Yine, askerî düzende sayımın dayatıldığını, kameralarla yapılan sayımın ardından kamerasız olarak tekrar koğuşa gelen infaz koruma memurlarının mahpusları darbettiği, kolu kırılan bir mahpusun hastaneye sevkinin yapılmadığı, keyfî olarak disiplin cezaları uygulandığı gibi onlarca haberle anılıyor Osmaniye Cezaevi.

(Mikrofon otomatik cihaz tarafından kapatıldı)

BAŞKAN - Tamamlayalım.

MEHMET RUŞTU TİRYAKİ (Devamla) - Toparlıyorum Sayın Başkanım.

Kahramanmaraş Türkoğlu L Tipi Kapalı Ceza İnfaz Kurumunun şubat ayında açılmasıyla birlikte başkaca infaz kurumlarından buraya yüzlerce mahpus getirildi. İnsan Hakları Derneğinin cezaevi komisyonu burayı ziyaret ediyor, 9 Ağustos 2019 tarihinde bir rapor hazırlıyor. Deniliyor ki bu raporda: "Başka cezaevlerinden nakledilmiş olan mahpuslara cezaevine girişte çıplak arama yapılıyor, mahpuslar darbediliyor, 1 mahpusun kolu kırılıyor." Bunların hepsi kişisel görüşmelerle tutanak altına alınmış durumda. Rize Kalkandere'de de aynı şey geçerli. Osmaniye'den ben sadece birkaç tane şey söyleyeceğim. Yapılan görüşmelerde mahpusların söylediği şeyler: "Her seferinde doktor bana 'Neyin var?' diyor, anlatamıyorum, sonra 'Tamam, gidebilirsin.' diyor. Bana ne olacağım, ameliyat olup olmayacağım söylenmiyor, revir doktorum da bir şey anlatmıyor. Muayene sırasında bir koluma kelepçe takılıyor, kelepçenin diğer tarafı da bir askerin eline takılıyor. Sol elim boynuma bağlı, sarılı olduğundan kelepçe takılmıyor." gibi onlarca açıklama. Cezaevlerindeki durum bu.
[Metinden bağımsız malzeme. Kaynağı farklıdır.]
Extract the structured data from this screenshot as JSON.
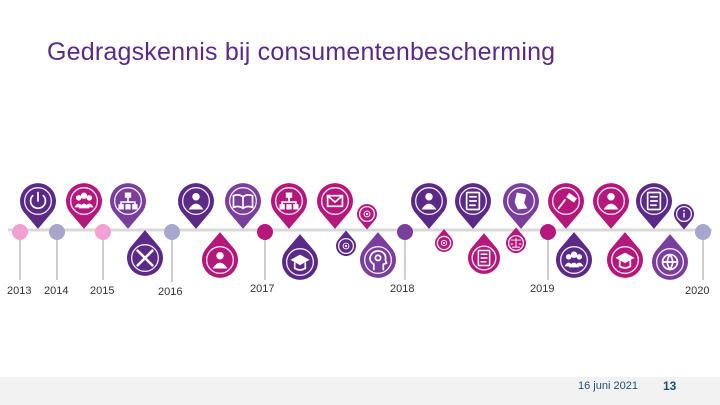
{
  "slide": {
    "title": "Gedragskennis bij consumentenbescherming"
  },
  "timeline": {
    "years": [
      "2013",
      "2014",
      "2015",
      "2016",
      "2017",
      "2018",
      "2019",
      "2020"
    ],
    "colors": {
      "purple_dark": "#5b2a86",
      "magenta": "#b5187b",
      "purple_mid": "#7a3f9d",
      "pink_light": "#f0a0d2",
      "lavender": "#a9a6cc",
      "line": "#d8d8d8"
    },
    "markers_top": [
      {
        "icon": "power-icon",
        "color": "purple_dark"
      },
      {
        "icon": "group-icon",
        "color": "magenta"
      },
      {
        "icon": "hierarchy-icon",
        "color": "purple_mid"
      },
      {
        "icon": "presenter-icon",
        "color": "purple_dark"
      },
      {
        "icon": "book-icon",
        "color": "purple_mid"
      },
      {
        "icon": "org-chart-icon",
        "color": "magenta"
      },
      {
        "icon": "envelope-icon",
        "color": "magenta"
      },
      {
        "icon": "small-badge-icon",
        "color": "magenta"
      },
      {
        "icon": "person-icon",
        "color": "purple_dark"
      },
      {
        "icon": "document-flag-icon",
        "color": "purple_dark"
      },
      {
        "icon": "map-icon",
        "color": "purple_mid"
      },
      {
        "icon": "gavel-icon",
        "color": "magenta"
      },
      {
        "icon": "user-icon",
        "color": "magenta"
      },
      {
        "icon": "checklist-icon",
        "color": "purple_dark"
      },
      {
        "icon": "info-icon",
        "color": "purple_dark"
      }
    ],
    "markers_bottom": [
      {
        "icon": "tools-icon",
        "color": "purple_dark"
      },
      {
        "icon": "person-icon",
        "color": "magenta"
      },
      {
        "icon": "graduate-icon",
        "color": "purple_dark"
      },
      {
        "icon": "coin-icon",
        "color": "purple_dark"
      },
      {
        "icon": "head-gears-icon",
        "color": "purple_mid"
      },
      {
        "icon": "coin-icon",
        "color": "magenta"
      },
      {
        "icon": "invoice-icon",
        "color": "magenta"
      },
      {
        "icon": "scale-icon",
        "color": "magenta"
      },
      {
        "icon": "team-icon",
        "color": "purple_dark"
      },
      {
        "icon": "mortarboard-icon",
        "color": "magenta"
      },
      {
        "icon": "globe-icon",
        "color": "purple_mid"
      }
    ]
  },
  "footer": {
    "date": "16 juni 2021",
    "page": "13"
  }
}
(Mikrofon otomatik cihaz tarafından kapatıldı)

MEHMET RUŞTU TİRYAKİ (Devamla) - Sayın Başkan, son bir şey söyleyeceğim.

BAŞKAN - Tamamlayın.

MEHMET RUŞTU TİRYAKİ (Devamla) - Şimdi, Sağlık Bakanı Fahrettin Koca 29 Kasım 2019 günü saat 01.29'da şöyle bir "tweet" atıyor, diyor ki: "Canlı yayında rahatsızlanan Hürriyet gazetesi Ankara Temsilcisi Hande Fırat'ın sağlık durumu hakkında hekimlerinden bilgi aldık. Çarpıntı nedeniyle fenalaşan Fırat'ın durumu iyi ve bulguları normal seviyede. Kendisine ve ailesine geçmiş olsun dileklerimi iletiyorum." En az 118 gazetecinin cezaevinde olduğu bir ülkede Sağlık Bakanının duyarlılığı bu. Aynı anlarda ne oluyor biliyor musunuz? 6 milyon oy almış bir siyasi partinin Genel Başkanı 26 Kasım Salı günü bilincini kaybedecek düzeyde spazm geçiriyor, hastaneye sevk edilmesi yönünde hekim raporu düzenleniyor. Çarşamba sevk edilmiyor, perşembe sevk edilmiyor, cuma sevk edilmiyor, ailesi cuma günü haberdar oluyor. Avukatlar cezaevi yönetimiyle görüşüyor, hafta sonu araya gireceği için "Pazartesi götüreceğiz." deniliyor; pazartesi de Eş Genel Başkanımız hastaneye sevk edilmedi.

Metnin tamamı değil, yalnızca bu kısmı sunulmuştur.